I came here planning on reporting on the first two days of break. So far, I’ve done yoga before breakfast three days in a row (yay), written nearly 1000 words of notes on the big fat ILL volume, cut my own hair, gone for a six-mile walk (and a shorter one the second day), baked cookies, read a very frothy novel published in 1910, loaded a bunch of teaching files into a shared folder on Dropbox for a colleague at another institution, and drilled a lot of Greek vocabulary, principle parts, and noun endings.

Do I know how to have fun, or what?

How I wish it were true that university faculty don’t work more than six hours a week and swan off to the Caribbean the minute classes are over (or maybe before) to guzzle brightly-colored drinks with little umbrellas.

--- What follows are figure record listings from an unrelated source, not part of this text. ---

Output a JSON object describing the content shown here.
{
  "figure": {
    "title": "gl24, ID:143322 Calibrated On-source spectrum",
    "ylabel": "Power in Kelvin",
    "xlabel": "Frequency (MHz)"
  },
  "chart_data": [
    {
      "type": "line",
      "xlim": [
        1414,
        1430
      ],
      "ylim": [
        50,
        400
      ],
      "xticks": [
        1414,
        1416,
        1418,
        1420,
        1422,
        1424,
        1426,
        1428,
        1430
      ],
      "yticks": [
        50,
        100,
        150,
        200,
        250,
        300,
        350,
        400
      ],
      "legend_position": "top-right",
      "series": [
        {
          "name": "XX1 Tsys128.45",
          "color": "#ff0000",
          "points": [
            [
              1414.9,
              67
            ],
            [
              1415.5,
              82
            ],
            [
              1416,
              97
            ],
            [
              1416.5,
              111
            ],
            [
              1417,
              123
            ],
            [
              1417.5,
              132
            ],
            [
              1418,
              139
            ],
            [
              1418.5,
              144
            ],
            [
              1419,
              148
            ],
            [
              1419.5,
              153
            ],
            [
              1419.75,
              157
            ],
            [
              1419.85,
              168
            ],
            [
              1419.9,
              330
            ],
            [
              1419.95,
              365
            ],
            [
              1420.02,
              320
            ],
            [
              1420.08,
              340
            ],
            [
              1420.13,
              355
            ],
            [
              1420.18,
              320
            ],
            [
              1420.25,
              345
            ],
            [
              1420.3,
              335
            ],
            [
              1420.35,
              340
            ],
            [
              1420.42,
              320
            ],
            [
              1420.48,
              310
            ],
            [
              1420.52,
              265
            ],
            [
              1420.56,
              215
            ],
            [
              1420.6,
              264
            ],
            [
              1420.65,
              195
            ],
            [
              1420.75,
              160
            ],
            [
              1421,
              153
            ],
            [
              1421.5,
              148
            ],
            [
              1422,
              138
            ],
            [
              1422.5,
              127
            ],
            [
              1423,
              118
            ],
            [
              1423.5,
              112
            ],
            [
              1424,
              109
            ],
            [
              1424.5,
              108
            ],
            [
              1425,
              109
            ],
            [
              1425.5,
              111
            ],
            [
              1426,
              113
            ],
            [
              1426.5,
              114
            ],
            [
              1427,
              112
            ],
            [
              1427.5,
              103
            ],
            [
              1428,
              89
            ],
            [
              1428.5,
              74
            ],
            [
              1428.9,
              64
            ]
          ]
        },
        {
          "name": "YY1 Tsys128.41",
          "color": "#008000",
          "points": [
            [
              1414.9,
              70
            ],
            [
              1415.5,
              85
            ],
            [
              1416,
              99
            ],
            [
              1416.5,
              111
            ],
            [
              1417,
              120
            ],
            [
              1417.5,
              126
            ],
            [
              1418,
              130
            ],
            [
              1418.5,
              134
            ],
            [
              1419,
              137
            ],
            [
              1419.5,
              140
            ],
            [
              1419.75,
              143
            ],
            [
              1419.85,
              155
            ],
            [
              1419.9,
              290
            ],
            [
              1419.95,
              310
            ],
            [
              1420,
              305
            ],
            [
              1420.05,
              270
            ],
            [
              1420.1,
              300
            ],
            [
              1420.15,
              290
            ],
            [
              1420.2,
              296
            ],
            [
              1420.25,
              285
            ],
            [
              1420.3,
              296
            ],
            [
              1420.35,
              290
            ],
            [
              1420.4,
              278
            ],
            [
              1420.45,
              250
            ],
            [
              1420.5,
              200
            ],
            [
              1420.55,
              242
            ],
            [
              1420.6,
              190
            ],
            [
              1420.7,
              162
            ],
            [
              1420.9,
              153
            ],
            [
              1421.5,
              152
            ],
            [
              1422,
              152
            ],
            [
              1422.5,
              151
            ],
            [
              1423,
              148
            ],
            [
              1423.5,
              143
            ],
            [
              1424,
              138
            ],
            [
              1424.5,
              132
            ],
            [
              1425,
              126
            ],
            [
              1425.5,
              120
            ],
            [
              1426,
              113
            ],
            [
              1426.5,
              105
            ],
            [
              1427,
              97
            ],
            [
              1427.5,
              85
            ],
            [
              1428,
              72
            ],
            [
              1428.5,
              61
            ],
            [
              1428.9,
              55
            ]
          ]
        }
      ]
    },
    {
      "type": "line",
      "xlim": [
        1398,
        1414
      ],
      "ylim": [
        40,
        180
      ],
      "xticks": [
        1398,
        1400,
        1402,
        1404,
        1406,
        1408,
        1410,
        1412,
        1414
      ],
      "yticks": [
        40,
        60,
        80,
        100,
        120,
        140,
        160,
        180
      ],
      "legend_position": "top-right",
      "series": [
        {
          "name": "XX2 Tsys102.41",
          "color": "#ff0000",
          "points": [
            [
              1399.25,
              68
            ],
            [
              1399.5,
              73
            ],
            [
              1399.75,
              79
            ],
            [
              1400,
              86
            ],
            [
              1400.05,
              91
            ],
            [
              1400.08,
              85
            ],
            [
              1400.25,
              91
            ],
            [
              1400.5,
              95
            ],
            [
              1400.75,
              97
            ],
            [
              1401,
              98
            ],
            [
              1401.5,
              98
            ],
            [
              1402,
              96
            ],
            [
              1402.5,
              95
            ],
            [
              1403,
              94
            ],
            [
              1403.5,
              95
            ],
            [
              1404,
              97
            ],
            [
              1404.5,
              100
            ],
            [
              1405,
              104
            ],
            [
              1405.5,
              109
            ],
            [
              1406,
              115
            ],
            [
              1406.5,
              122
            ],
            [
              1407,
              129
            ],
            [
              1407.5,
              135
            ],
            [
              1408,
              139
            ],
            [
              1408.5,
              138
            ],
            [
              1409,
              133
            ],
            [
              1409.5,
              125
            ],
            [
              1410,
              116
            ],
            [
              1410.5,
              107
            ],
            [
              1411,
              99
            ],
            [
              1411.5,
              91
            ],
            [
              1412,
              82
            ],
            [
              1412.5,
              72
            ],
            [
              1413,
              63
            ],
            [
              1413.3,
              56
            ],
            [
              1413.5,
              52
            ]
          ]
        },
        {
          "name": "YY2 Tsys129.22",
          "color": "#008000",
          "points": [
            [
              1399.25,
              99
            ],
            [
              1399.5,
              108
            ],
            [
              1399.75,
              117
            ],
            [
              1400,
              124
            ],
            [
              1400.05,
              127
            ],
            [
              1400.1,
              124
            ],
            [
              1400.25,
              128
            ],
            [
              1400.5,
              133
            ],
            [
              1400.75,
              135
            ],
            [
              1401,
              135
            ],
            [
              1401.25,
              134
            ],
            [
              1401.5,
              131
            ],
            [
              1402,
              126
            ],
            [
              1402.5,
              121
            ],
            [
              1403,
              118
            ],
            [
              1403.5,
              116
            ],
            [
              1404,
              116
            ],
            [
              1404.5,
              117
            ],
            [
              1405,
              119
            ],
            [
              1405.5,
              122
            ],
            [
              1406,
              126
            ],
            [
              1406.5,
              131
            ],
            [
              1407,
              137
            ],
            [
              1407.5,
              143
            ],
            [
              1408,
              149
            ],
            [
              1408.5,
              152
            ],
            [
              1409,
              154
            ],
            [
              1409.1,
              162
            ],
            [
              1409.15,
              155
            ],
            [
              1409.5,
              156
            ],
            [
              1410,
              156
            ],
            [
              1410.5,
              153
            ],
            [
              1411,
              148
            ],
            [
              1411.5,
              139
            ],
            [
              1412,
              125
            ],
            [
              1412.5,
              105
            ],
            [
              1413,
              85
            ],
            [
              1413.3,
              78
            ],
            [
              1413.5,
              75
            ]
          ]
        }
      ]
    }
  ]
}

At any rate, it’s time to get down to work on the writing and planning, so here we go.

An Academic Lady Goes A Walk

Take long walk in unfamiliar area to east of new house. Pass large park, some very interesting “contemporary” houses as well as perfectly dreadful McMansions. Get slightly lost on way back, that is to say, know location and direction but discover some side streets discontinuous, so detour to more heavily trafficked street. Walk past house that looks strangely familiar.

It’s The Brothel, all tricked out for Christmas. Lit-up tree in bowed, water-damaged front window. Wreath on fancy front door. “MERRY CHЯISTMAS” banner facing street, backwards R in Christmas giving rakish appearance. Detumescent inflatable decorations collapsed in front yard (after hard night of celebrating?).

Online search informs me that the Brothel sold in August, for price I consider inflated given the work it needed. Clearly new owners are continuing the party tradition.

Writing Trolls, according to Trollope

How often does the novelist feel, ay, and the historian also and the biographer, that he has conceived within his mind and accurately depicted on the tablet of his brain the full character and personage of a man, and that nevertheless, when he flies to pen and ink to perpetuate the portrait, his words forsake, elude, disappoint, and play the deuce with him, till at the end of a dozen pages the man described has no more resemblance to the man conceived than the sign-board at the corner of the street has to the Duke of Cambridge. . . . Let biographers, novelists, and the rest of us groan as we may under the burdens which we so often feel too heavy for our shoulders; we must either bear them up like men, or own ourselves too weak for the work we have undertaken. There is no way of writing well and also of writing easily.